Finding the Right Voice for Your Copywriting
How one web marketer improved his copywriting with one simple test that you can apply to your copywriting, too
Are you turning potential customers away with your writing? I wouldn't have thought I was. Writing has been central in every job I've had.
But I recently got "schooled" big time on my writing. And if I, with 30 years of experience writing for a living, can fall into a rookie mistake, you might want to check whether you're making the same one.
My daughter was home for a weekend recently. She has come to me a lot for advice on her business, so I figured a little turnabout was in order.
I had just finished my newsletter. It had a couple of new product reviews that I was pretty pleased with. But I thought, why not get her reaction to them? After all, she's exactly the kind of small business owner that reads my newsletter.

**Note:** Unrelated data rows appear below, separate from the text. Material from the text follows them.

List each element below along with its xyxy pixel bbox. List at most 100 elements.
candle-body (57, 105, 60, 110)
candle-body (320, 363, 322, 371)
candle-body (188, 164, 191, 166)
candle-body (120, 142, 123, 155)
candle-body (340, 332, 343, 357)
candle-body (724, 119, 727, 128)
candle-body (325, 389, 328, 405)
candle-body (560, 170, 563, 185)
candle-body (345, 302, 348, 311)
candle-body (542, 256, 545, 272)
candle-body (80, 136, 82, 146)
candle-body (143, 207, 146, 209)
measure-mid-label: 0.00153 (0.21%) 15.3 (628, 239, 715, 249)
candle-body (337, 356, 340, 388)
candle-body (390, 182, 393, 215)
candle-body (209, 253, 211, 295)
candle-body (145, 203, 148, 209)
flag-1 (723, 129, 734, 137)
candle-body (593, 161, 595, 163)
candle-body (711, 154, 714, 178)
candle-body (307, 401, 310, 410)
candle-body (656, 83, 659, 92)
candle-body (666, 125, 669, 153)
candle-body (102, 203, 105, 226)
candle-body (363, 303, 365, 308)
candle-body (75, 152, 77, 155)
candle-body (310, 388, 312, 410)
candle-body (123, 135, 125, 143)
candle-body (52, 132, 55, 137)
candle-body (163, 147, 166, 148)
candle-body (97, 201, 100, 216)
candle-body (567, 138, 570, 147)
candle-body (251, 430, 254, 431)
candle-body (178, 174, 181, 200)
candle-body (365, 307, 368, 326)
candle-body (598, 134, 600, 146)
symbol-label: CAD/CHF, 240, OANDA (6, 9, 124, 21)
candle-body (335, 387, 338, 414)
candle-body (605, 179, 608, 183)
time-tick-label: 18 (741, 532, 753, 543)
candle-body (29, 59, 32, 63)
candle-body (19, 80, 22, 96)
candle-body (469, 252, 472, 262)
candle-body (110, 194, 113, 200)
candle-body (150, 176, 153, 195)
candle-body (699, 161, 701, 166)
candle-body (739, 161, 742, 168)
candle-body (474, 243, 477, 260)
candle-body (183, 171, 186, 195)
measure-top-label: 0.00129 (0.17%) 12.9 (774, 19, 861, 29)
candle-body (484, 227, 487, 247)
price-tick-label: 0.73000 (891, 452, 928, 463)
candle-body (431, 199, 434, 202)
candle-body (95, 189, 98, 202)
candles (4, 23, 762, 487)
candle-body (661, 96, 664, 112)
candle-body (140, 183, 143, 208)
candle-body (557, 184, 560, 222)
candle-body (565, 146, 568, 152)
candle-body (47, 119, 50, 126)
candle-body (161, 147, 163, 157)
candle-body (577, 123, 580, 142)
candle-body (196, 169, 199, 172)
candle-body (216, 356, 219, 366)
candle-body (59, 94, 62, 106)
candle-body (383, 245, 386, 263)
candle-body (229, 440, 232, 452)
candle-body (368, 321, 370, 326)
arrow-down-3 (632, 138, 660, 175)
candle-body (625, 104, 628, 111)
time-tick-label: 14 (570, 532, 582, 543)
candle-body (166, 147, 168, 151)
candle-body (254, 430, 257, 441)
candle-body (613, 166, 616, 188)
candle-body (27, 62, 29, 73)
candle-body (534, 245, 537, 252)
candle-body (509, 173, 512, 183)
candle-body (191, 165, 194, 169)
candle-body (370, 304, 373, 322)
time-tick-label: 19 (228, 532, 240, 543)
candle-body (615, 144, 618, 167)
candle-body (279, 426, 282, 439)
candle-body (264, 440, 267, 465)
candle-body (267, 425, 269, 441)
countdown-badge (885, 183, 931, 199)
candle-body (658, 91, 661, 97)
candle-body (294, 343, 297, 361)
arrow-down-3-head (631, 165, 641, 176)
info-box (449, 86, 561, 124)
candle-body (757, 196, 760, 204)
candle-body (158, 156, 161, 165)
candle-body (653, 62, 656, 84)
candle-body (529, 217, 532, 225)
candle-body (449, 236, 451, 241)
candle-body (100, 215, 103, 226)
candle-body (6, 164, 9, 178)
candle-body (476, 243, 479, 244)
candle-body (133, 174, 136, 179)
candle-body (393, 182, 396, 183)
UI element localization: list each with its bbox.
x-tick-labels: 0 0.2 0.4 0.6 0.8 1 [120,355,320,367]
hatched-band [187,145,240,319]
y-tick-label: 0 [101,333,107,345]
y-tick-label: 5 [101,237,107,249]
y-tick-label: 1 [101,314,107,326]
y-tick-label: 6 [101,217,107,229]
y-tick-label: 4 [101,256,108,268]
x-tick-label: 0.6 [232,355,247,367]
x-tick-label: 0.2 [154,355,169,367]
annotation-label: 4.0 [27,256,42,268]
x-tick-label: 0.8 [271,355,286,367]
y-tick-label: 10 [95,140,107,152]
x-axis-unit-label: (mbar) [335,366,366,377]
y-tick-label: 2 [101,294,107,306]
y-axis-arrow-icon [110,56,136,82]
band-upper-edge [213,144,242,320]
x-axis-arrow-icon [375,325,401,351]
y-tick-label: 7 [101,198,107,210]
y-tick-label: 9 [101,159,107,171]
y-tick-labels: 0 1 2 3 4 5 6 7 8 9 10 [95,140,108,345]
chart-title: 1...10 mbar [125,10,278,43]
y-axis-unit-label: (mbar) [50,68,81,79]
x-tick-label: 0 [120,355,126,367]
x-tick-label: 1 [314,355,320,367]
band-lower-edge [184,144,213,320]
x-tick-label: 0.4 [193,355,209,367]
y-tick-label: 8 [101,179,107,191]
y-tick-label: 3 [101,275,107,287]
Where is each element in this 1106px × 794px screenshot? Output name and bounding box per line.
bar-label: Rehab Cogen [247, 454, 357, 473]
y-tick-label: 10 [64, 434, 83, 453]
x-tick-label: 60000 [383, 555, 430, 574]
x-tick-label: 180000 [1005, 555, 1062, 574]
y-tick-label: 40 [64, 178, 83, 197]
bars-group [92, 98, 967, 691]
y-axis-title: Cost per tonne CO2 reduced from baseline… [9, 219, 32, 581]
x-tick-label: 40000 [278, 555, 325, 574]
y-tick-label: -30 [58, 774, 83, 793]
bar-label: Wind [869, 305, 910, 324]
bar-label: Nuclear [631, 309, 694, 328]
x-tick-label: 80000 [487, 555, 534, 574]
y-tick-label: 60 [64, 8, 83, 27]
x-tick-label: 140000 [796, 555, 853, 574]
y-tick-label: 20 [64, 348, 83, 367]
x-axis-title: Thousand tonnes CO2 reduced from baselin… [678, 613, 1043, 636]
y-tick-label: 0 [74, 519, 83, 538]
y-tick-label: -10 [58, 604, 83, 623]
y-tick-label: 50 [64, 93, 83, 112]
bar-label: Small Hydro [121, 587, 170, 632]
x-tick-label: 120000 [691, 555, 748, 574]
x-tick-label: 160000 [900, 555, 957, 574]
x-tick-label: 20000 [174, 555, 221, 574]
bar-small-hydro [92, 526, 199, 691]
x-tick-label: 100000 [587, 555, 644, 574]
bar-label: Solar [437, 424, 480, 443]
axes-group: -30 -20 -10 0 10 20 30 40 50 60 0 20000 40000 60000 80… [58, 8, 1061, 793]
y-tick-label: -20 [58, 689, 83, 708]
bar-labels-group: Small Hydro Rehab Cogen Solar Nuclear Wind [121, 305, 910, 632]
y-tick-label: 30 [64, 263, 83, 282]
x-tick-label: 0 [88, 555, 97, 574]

So I asked her to
read them.
She finished.
Silence.
I could see her trying to figure out what to say. Finally she said, "I guess they're OK, but..."
"But what?" I asked.
"But that's not the way you usually write," she replied. "I don't know. Maybe it's supposed to be different when you write a newsletter, but I like the emails you write me a LOT better."
Caught in the biggest beginner mistake
BAM! I had gotten so overconfident of my writing that I had fallen into a real beginner mistake: writing formally.
You know the way you always used to write in school? Well, you don't want to write that way in ANY of your online business writing.
When you wrote for your teachers, your goal was to make the teacher think you're smart. So you wrote with big words, complex sentences, abstract thoughts. You wrote very formally.
When you write for your online visitors, the last thing you want to do is come across like you think you're smarter than they are. You want to win their trust, not alienate them.
The way you want to write for your audience
You want to write on their level -- warm, accessible, helpful. You want them to feel like you know their needs and genuinely want to help them. You want to write to them in the same way that, say, a father might write an email in response to a question from his daughter.
I've been applying that test to my writing ever since. Before I consider anything that I write done, I reread every paragraph, every sentence, every word with one question in mind: "Would I write this way in an email to Rachel?"
And whatever doesn't pass that test gets simplified, gets "informalized," until it sounds like the way I write to my kids. That reminder to keep it casual has helped me catch a lot of overly formal writing and improved my results.
Apply this test to your writing
And it's a test you can apply to your writing, too. After you've written something for your potential customers, think of someone you genuinely care about and reread everything you wrote. And as you reread it, ask yourself, "If I was writing an email to this person to explain this same thing, is this the way I would write it?"
I'm sure that you can improve your writing immensely with this little test. It certainly improved mine.
Helping you become the successful business owner you want to be.